Comprendre comment le champ de Higgs a acquis son énergie actuelle est l'un des plus grands problèmes de physique en suspens, car il semble être incroyablement finement réglé pour permettre aux atomes - et donc aux étoiles, planètes et personnes – exister.
En tant que physicien travaillant sur l'expérience beauté LHC, J'espère personnellement que ce nouveau collisionneur pourra éventuellement nous aider à résoudre l'énigme de pourquoi l'univers est presque entièrement composé de matière et non d'antimatière.
Carte.
Prix élevé
La première phase du nouveau collisionneur serait mise en service dans les années 2040, après l'exécution finale du LHC modernisé. Le collisionneur proton-proton le plus puissant serait installé dans les années 2050. Les deux projets ont un prix élevé :9 milliards d'euros pour la machine électron-positon et 15 milliards d'euros supplémentaires pour le collisionneur proton-proton.

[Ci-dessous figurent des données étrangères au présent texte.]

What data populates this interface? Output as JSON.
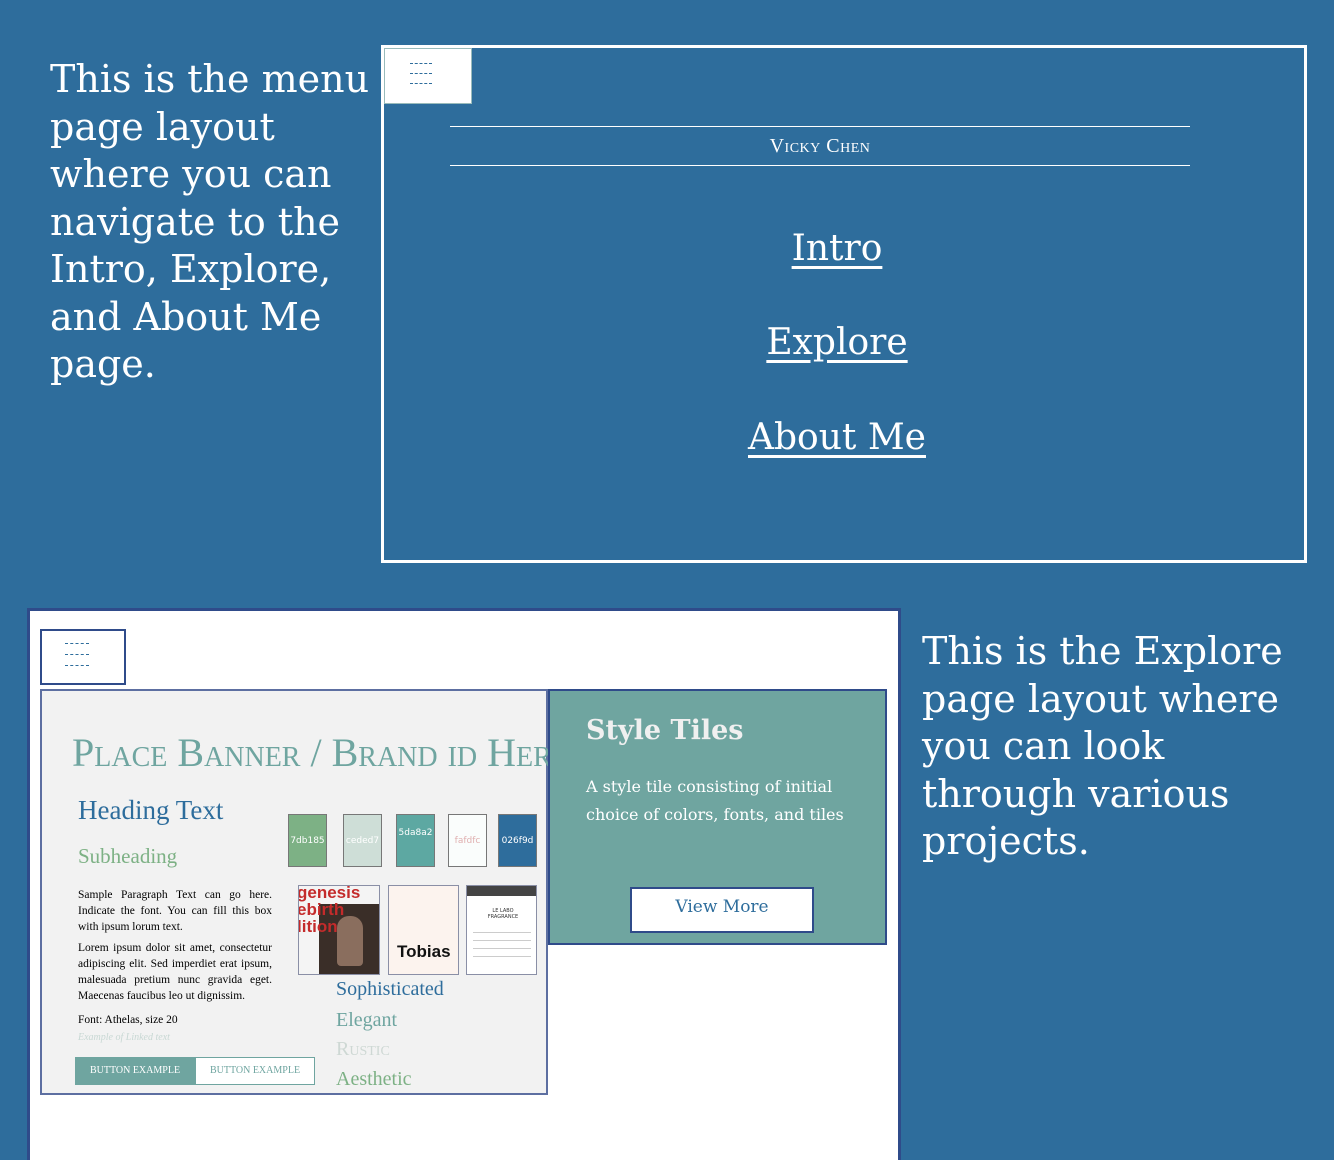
{
  "captions": {
    "menu": "This is the menu page layout where you can navigate to the Intro, Explore, and About Me page.",
    "explore": "This is the Explore page layout where you can look through various projects."
  },
  "menu_mockup": {
    "name": "Vicky Chen",
    "links": [
      "Intro",
      "Explore",
      "About Me"
    ]
  },
  "explore_mockup": {
    "style_tile": {
      "banner": "Place Banner / Brand id Here",
      "heading": "Heading Text",
      "subheading": "Subheading",
      "paragraph_1": "Sample Paragraph Text can go here. Indicate the font. You can fill this box with ipsum lorum text.",
      "paragraph_2": "Lorem ipsum dolor sit amet, consectetur adipiscing elit. Sed imperdiet erat ipsum, malesuada pretium nunc gravida eget. Maecenas faucibus leo ut dignissim.",
      "font_label": "Font: Athelas, size 20",
      "linked_text": "Example of Linked text",
      "button_1": "BUTTON EXAMPLE",
      "button_2": "BUTTON EXAMPLE",
      "swatches": [
        {
          "label": "7db185",
          "color": "#7db185"
        },
        {
          "label": "ceded7",
          "color": "#ceded7"
        },
        {
          "label": "5da8a2",
          "color": "#5da8a2"
        },
        {
          "label": "fafdfc",
          "color": "#fafdfc"
        },
        {
          "label": "026f9d",
          "color": "#2e6d9c"
        }
      ],
      "thumbnails": {
        "genesis": "genesis ebirth lition",
        "tobias": "Tobias",
        "lelabo": "LE LABO FRAGRANCE"
      },
      "moods": [
        "Sophisticated",
        "Elegant",
        "Rustic",
        "Aesthetic"
      ]
    },
    "card": {
      "title": "Style Tiles",
      "description": "A style tile consisting of initial choice of colors, fonts, and tiles",
      "button": "View More"
    }
  },
  "colors": {
    "background": "#2e6d9c",
    "accent_teal": "#6fa5a0",
    "accent_green": "#7db185",
    "border_navy": "#2f4b8a"
  }
}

Cela a suscité des critiques compréhensibles selon lesquelles l'argent pourrait être mieux dépensé ailleurs, par exemple dans la lutte contre le changement climatique.
John Womersley, un physicien senior impliqué dans le Future Circle Collider, m'a dit qu'au-delà de la valeur d'un savoir fondamental à part entière, il y aura d'autres avantages importants à court terme. Il a déclaré :« La FCC poussera le développement de technologies innovantes pour résoudre de nouveaux défis. Le World Wide Web, Le Wi-Fi et les aimants supraconducteurs des machines IRM ont tous été développés pour répondre aux besoins de la physique fondamentale. » Le projet a également un énorme pouvoir pour inspirer la prochaine génération de physiciens.
Finalement, un projet aussi ambitieux ne sera possible que grâce à une large collaboration internationale, avec le financement de dizaines de pays. Le projet comprend déjà 1, 300 contributeurs de 150 universités, instituts de recherche et partenaires industriels du monde entier. Pendant ce temps, un projet de collisionneur similaire est également envisagé par la Chine, peut-être le seul pays capable de mobiliser à lui seul les ressources nécessaires pour construire une si vaste machine.
Les partisans du Future Circular Collider espèrent que le projet sera adopté dans la nouvelle stratégie européenne pour la physique des particules, à paraître en 2020. Si accepté, il entamera un long processus de recherche et développement, mais aussi de persuader les gouvernements nationaux et le grand public que la recherche fondamentale passionnante qui pourrait être effectuée au collisionneur vaut la peine d'investir.
Les défis politiques sont sans aucun doute énormes, mais les physiciens sont déterminés à ne pas abandonner la quête d'une compréhension plus profonde de notre univers.
Cet article est republié à partir de The Conversation sous une licence Creative Commons. Lire l'article original.